What Is a Balance Transfer? How It Works and When to Use One (2026)

A balance transfer moves debt from one credit card to another, typically to take advantage of a lower interest rate or a promotional 0% APR period. When used strategically, a balance transfer can save hundreds or thousands of dollars in interest and help you pay off debt faster.

This guide explains how balance transfers work, what to watch for, and when they actually make sense.

How a Balance Transfer Works

You apply for a credit card that offers a balance transfer promotion. If approved, you provide the account numbers and balances you want to transfer. The new card issuer pays off those old balances, and the debt appears on your new card.

From that point, you owe the balance to the new card issuer — ideally at a 0% promotional APR for a set period (typically 12 to 21 months). During that window, every dollar you pay goes toward reducing the principal, not paying interest.

Balance Transfer Fees

Most balance transfers are not free. The standard fee is 3% to 5% of the transferred balance. On a $10,000 transfer, that is $300 to $500 upfront.

This fee is still worthwhile if your savings on interest exceed it. If you are paying 22% APR on $10,000, you are paying roughly $2,200 per year in interest. A $300 to $500 transfer fee to get 15 months at 0% is a clear financial win — as long as you actually pay down the balance before the promotional period ends.

What Happens When the Promotional Period Ends

This is where many people get caught. When the 0% APR window closes, the remaining balance immediately starts accruing interest at the card’s regular APR, which is often 20% to 29%. If you have only made minimum payments, you may still have a large balance that is now growing rapidly again.

Before doing a balance transfer, calculate whether you can realistically pay off the full balance during the promotional period. Divide the balance by the number of months in the promotion to find your required monthly payment.

Example: $8,000 balance on a 15-month 0% card requires paying at least $534 per month to clear it before interest kicks in.

What You Need to Qualify

Balance transfer cards with strong promotional offers typically require good to excellent credit — generally a credit score of 670 or higher. Lenders also look at your income, existing debt load, and payment history.

Some issuers will not allow you to transfer balances from their own cards. If you have a Chase card, for instance, you typically cannot transfer that balance to another Chase card.

Balance Transfer vs. Personal Loan for Debt Consolidation

Both can help you consolidate and pay off debt more efficiently:

  • Balance transfer: Best for people who can pay off the balance within the promotional window. No interest during the promo period is unbeatable.
  • Personal loan: Better if you need more time (3 to 5 years), want a fixed monthly payment, and can qualify for a rate significantly below your current card APR.

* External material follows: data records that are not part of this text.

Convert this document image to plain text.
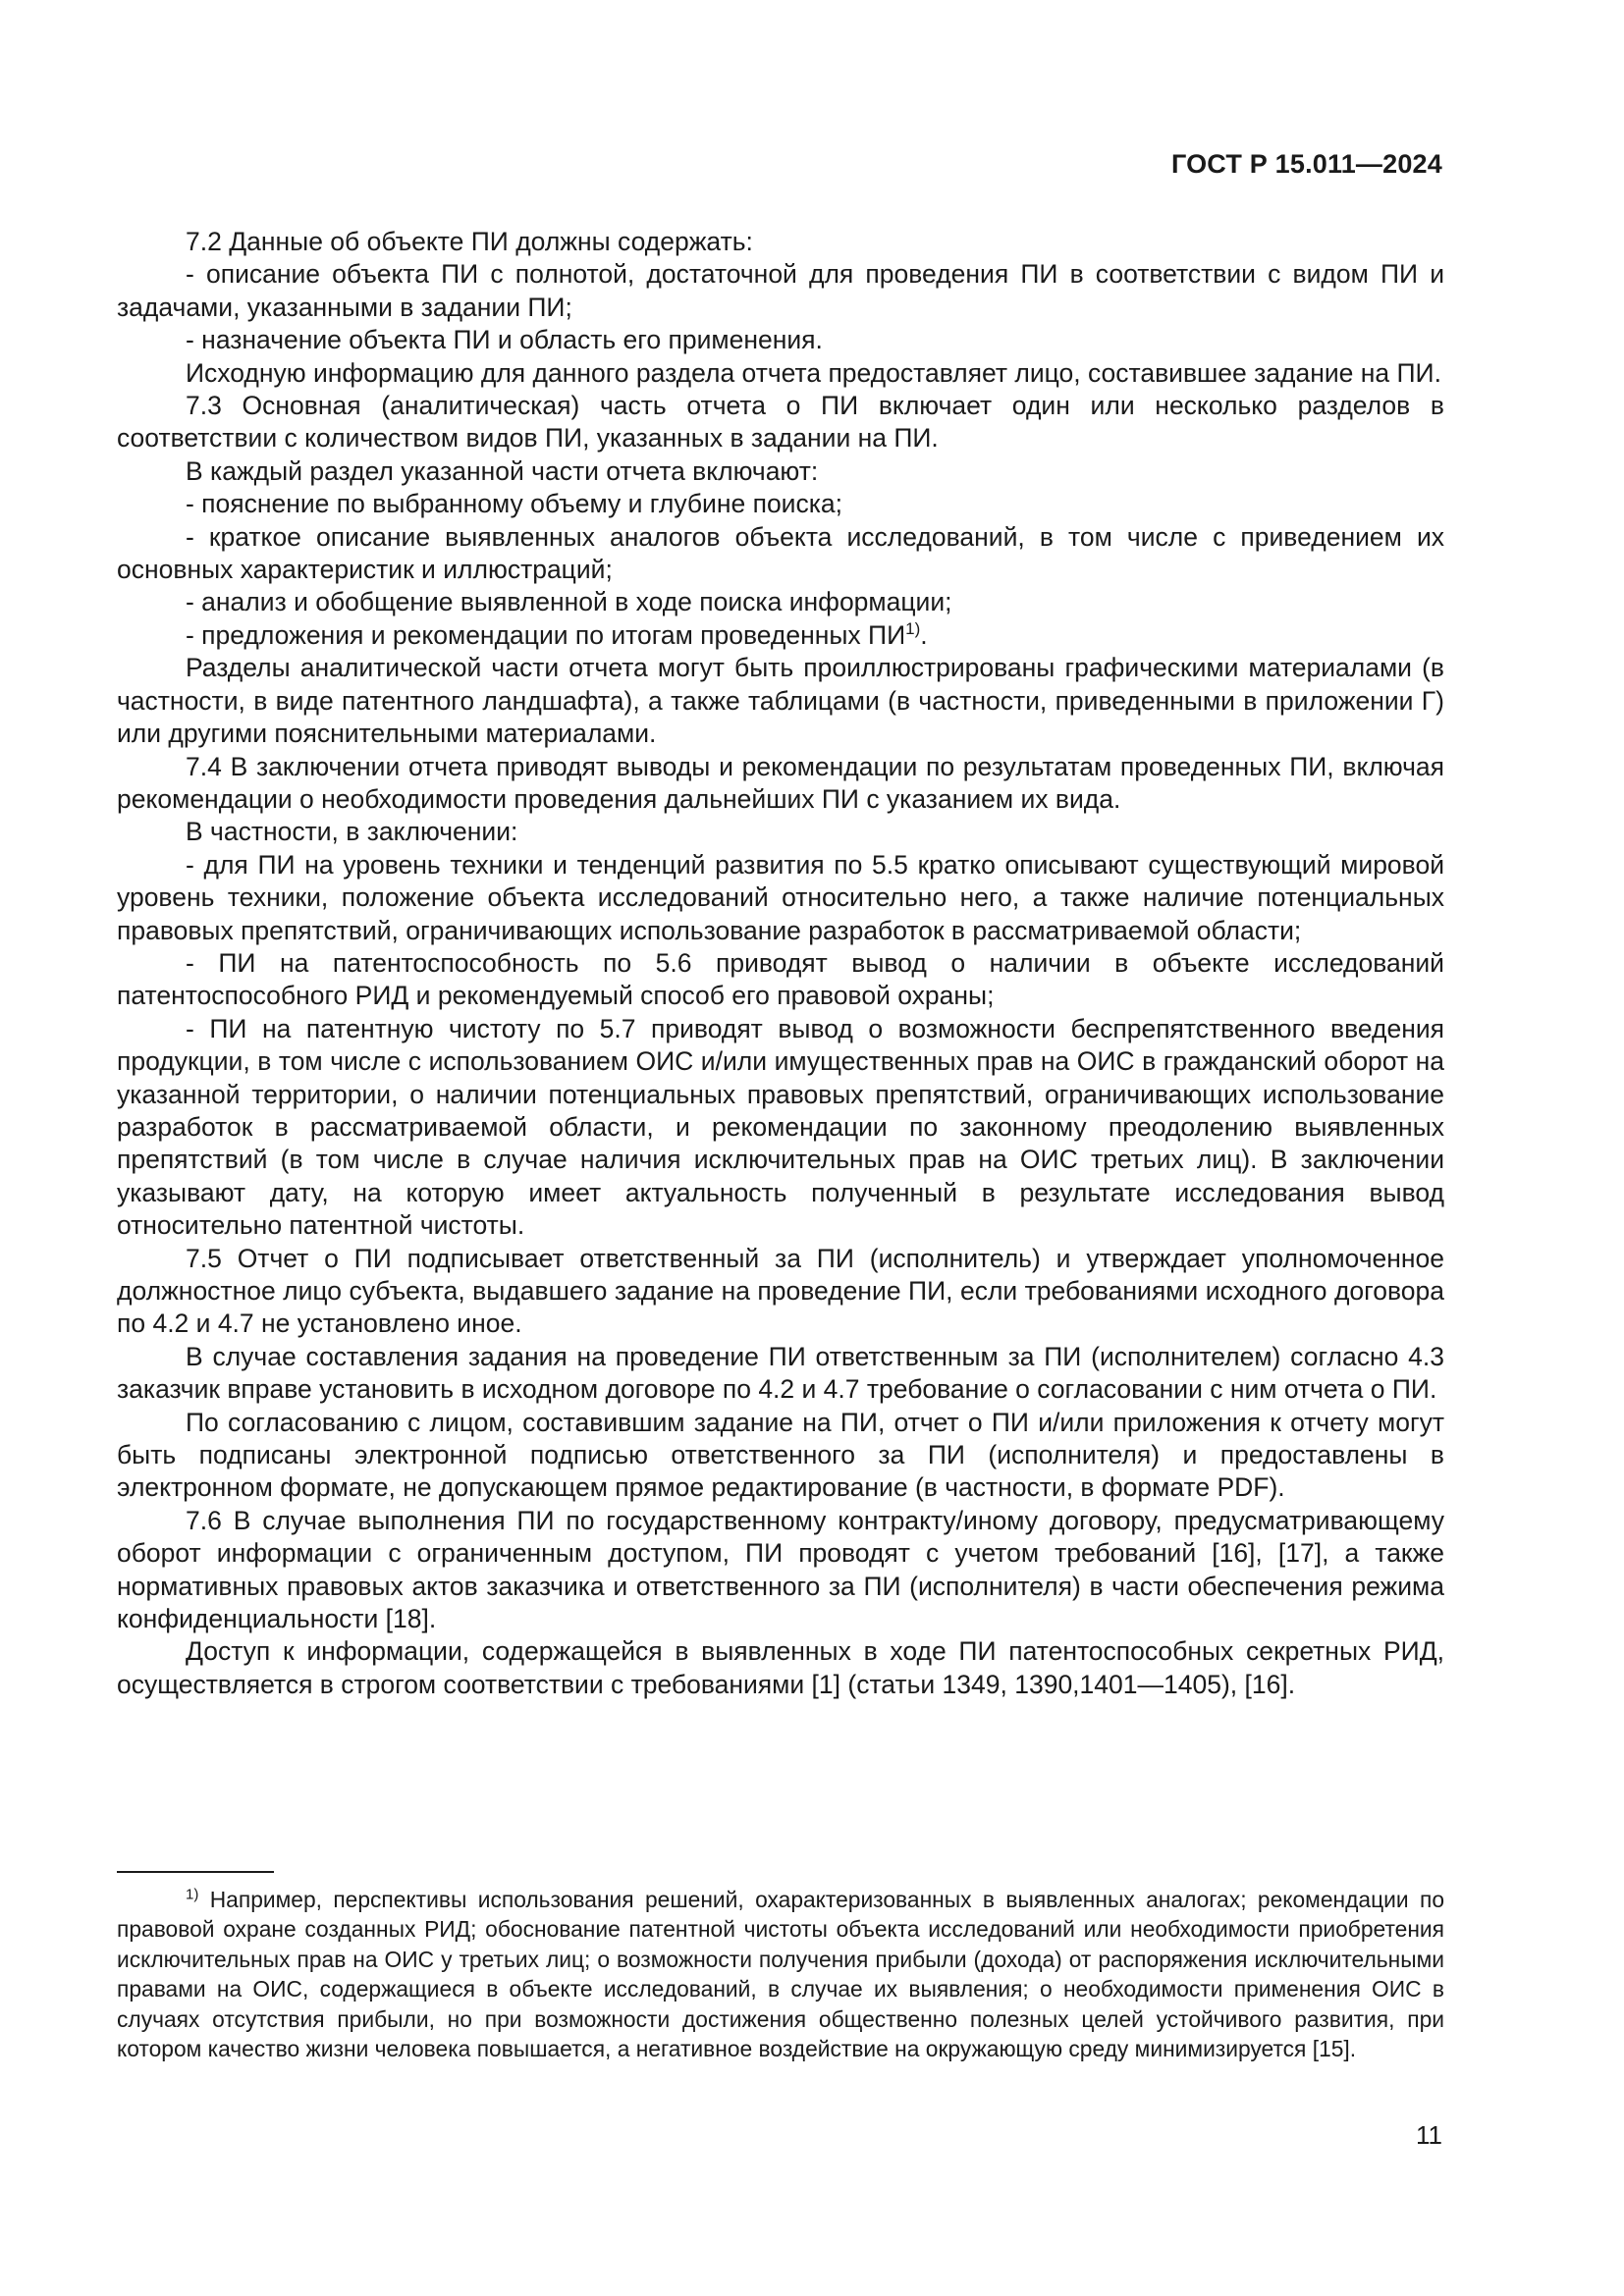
ГОСТ Р 15.011—2024

7.2 Данные об объекте ПИ должны содержать:

- описание объекта ПИ с полнотой, достаточной для проведения ПИ в соответствии с видом ПИ и задачами, указанными в задании ПИ;

- назначение объекта ПИ и область его применения.

Исходную информацию для данного раздела отчета предоставляет лицо, составившее задание на ПИ.

7.3 Основная (аналитическая) часть отчета о ПИ включает один или несколько разделов в соответствии с количеством видов ПИ, указанных в задании на ПИ.

В каждый раздел указанной части отчета включают:

- пояснение по выбранному объему и глубине поиска;

- краткое описание выявленных аналогов объекта исследований, в том числе с приведением их основных характеристик и иллюстраций;

- анализ и обобщение выявленной в ходе поиска информации;

- предложения и рекомендации по итогам проведенных ПИ$^{1)}$.

Разделы аналитической части отчета могут быть проиллюстрированы графическими материалами (в частности, в виде патентного ландшафта), а также таблицами (в частности, приведенными в приложении Г) или другими пояснительными материалами.

7.4 В заключении отчета приводят выводы и рекомендации по результатам проведенных ПИ, включая рекомендации о необходимости проведения дальнейших ПИ с указанием их вида.

В частности, в заключении:

- для ПИ на уровень техники и тенденций развития по 5.5 кратко описывают существующий мировой уровень техники, положение объекта исследований относительно него, а также наличие потенциальных правовых препятствий, ограничивающих использование разработок в рассматриваемой области;

- ПИ на патентоспособность по 5.6 приводят вывод о наличии в объекте исследований патентоспособного РИД и рекомендуемый способ его правовой охраны;

- ПИ на патентную чистоту по 5.7 приводят вывод о возможности беспрепятственного введения продукции, в том числе с использованием ОИС и/или имущественных прав на ОИС в гражданский оборот на указанной территории, о наличии потенциальных правовых препятствий, ограничивающих использование разработок в рассматриваемой области, и рекомендации по законному преодолению выявленных препятствий (в том числе в случае наличия исключительных прав на ОИС третьих лиц). В заключении указывают дату, на которую имеет актуальность полученный в результате исследования вывод относительно патентной чистоты.

7.5 Отчет о ПИ подписывает ответственный за ПИ (исполнитель) и утверждает уполномоченное должностное лицо субъекта, выдавшего задание на проведение ПИ, если требованиями исходного договора по 4.2 и 4.7 не установлено иное.

В случае составления задания на проведение ПИ ответственным за ПИ (исполнителем) согласно 4.3 заказчик вправе установить в исходном договоре по 4.2 и 4.7 требование о согласовании с ним отчета о ПИ.

По согласованию с лицом, составившим задание на ПИ, отчет о ПИ и/или приложения к отчету могут быть подписаны электронной подписью ответственного за ПИ (исполнителя) и предоставлены в электронном формате, не допускающем прямое редактирование (в частности, в формате PDF).

7.6 В случае выполнения ПИ по государственному контракту/иному договору, предусматривающему оборот информации с ограниченным доступом, ПИ проводят с учетом требований [16], [17], а также нормативных правовых актов заказчика и ответственного за ПИ (исполнителя) в части обеспечения режима конфиденциальности [18].

Доступ к информации, содержащейся в выявленных в ходе ПИ патентоспособных секретных РИД, осуществляется в строгом соответствии с требованиями [1] (статьи 1349, 1390,1401—1405), [16].

$^{1)}$ Например, перспективы использования решений, охарактеризованных в выявленных аналогах; рекомендации по правовой охране созданных РИД; обоснование патентной чистоты объекта исследований или необходимости приобретения исключительных прав на ОИС у третьих лиц; о возможности получения прибыли (дохода) от распоряжения исключительными правами на ОИС, содержащиеся в объекте исследований, в случае их выявления; о необходимости применения ОИС в случаях отсутствия прибыли, но при возможности достижения общественно полезных целей устойчивого развития, при котором качество жизни человека повышается, а негативное воздействие на окружающую среду минимизируется [15].

11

If your balance is large enough that even 18 months of 0% APR will not get you to zero, a personal loan may be the better path.

Tips for Using a Balance Transfer Successfully

  • Stop using the old card for new purchases. New spending at a high APR defeats the purpose of the transfer.
  • Read the fine print on purchase APR. New purchases on the balance transfer card often carry a different, higher APR. Consider keeping that card for transfers only.
  • Do not apply for multiple cards at once. Multiple hard inquiries can temporarily lower your credit score.
  • Set up automatic payments. One missed payment can end the promotional rate on some cards — check the terms.
  • Track the promotional end date. Know exactly when the 0% period expires and plan accordingly.

When a Balance Transfer Is Not the Right Move

A balance transfer does not help if:

  • You cannot qualify for a competitive offer due to credit score
  • Your balance is so large the promo period will not make a significant dent
  • You tend to accumulate new debt after transferring the old balance away (the freed-up credit card becomes a liability)
  • The transfer fee exceeds the interest savings

The Bottom Line

A balance transfer can be one of the most effective tools for getting out of high-interest credit card debt — but only if you have a plan to pay it down. Do the math first, read the fine print, stop adding new charges, and commit to clearing the balance before the promotional period ends. Used correctly, it can save you significant money and accelerate your path to debt freedom.